According to Cirrus Capital, the new offer roughly translates to N$26.70 per share. On Monday, Osino closed at N$19.47 per share on the Development Capital Board (DevX) of the Namibian Stock Exchange (NSX).

Dundee
Osino notified DPM that the new offer is being considered superior under the current agreement.
This triggered a five-business day period during which DPM could suggest changes to the existing agreement to potentially make it as appealing as the new offer. However, DPM was under no obligation to do so.
DPM informed Osino that it would not propose to amend the terms.
The company yesterday afternoon issued a statement saying if Osino terminates the agreement in favour of the new investor, it will have to pay DPM a termination fee of 10 million Canadian dollars.
DPM released its 2023 annual results last week, saying: “There is no certainty that the [Osino] acquisition will be completed in accordance with the terms of the current agreement, or at all.”

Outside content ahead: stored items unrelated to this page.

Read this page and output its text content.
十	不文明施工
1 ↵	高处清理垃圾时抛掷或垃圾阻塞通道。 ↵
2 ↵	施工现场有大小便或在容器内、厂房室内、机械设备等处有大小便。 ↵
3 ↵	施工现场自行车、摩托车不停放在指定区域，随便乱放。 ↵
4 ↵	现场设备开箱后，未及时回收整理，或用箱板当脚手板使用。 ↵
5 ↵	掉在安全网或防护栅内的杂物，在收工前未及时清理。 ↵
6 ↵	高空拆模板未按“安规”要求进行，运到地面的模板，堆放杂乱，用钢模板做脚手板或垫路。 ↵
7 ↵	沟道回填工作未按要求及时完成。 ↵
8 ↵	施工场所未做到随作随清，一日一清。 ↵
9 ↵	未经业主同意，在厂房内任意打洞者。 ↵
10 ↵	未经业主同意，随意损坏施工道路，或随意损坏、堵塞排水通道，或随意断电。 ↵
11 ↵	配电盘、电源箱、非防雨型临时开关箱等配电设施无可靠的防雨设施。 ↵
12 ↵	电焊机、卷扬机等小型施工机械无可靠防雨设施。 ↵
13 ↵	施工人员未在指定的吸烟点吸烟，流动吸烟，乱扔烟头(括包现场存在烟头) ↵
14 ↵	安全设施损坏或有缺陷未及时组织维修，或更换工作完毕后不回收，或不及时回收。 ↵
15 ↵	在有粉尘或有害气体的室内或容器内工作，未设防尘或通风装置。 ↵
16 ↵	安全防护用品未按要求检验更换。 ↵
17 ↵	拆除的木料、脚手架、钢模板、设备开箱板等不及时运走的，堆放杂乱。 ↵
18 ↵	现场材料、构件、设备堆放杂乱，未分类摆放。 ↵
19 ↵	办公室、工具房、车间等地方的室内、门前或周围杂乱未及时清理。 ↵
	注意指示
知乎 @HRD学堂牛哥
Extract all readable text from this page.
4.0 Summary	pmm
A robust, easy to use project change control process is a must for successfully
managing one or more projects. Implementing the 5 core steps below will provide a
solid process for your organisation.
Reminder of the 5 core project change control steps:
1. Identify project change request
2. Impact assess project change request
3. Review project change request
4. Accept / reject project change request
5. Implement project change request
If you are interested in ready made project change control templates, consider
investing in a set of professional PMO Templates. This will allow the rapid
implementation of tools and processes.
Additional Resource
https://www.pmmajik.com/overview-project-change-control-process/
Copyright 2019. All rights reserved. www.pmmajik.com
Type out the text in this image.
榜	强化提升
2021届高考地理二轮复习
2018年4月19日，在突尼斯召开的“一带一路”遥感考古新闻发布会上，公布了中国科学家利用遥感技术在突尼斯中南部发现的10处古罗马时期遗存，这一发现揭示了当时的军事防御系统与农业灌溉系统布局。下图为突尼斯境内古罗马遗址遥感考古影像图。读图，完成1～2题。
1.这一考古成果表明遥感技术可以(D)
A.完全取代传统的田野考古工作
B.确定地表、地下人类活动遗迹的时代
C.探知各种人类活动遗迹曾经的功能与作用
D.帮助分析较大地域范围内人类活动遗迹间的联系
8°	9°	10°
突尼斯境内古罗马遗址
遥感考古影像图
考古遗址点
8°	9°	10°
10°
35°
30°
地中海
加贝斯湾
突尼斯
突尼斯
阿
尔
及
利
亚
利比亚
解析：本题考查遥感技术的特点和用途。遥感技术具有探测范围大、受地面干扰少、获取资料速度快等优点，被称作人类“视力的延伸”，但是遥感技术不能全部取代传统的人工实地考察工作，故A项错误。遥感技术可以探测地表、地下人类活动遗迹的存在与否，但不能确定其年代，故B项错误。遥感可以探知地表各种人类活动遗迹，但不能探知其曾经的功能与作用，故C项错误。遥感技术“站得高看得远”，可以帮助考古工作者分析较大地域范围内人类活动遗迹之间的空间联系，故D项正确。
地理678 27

DPM also decided to undertake a strategic review of its Tsumeb Smelter in Namibia, including a potential sale of the asset, the company said.
“The smelter is no longer expected to process any Chelopech concentrate [from the copper mine in Bulgaria] commencing in 2024 and as a result, it is no longer seen as strategic to DPM's asset portfolio,” it said.
DPM acquired the Tsumeb Smelter in 2010 has owns 92% of the asset.
In its results for the year ended 31 December 2023, DPM lists the assets and liabilities of Tsumeb as “held for sale”.

‘Ready’
Osino and the new prospective investor “have confirmed their readiness and intention to execute the proposed arrangement agreement promptly following a termination of the DPM arrangement agreement”, Osino said yesterday.
“The company is in the process of settling logistical matters, including payment of the termination fee to DPM in anticipation of the termination of the DPM arrangement agreement in accordance with its terms,” Osino added.
In addition to the Twin Hills project, Osino also boasts the Ondundu Gold Project, situated 120 km north of Twin Hills.
Its Otjiwarongo Regional Project encompasses eight licenses to hunt for gold. In addition, Osino recently acquired an expansive new land parcel situated approximately 100 km east of Twin Hills, known as the Sandveld Project.
Osino also owns the Omaruru Lithium Project in collaboration with Prospect Resources Limited.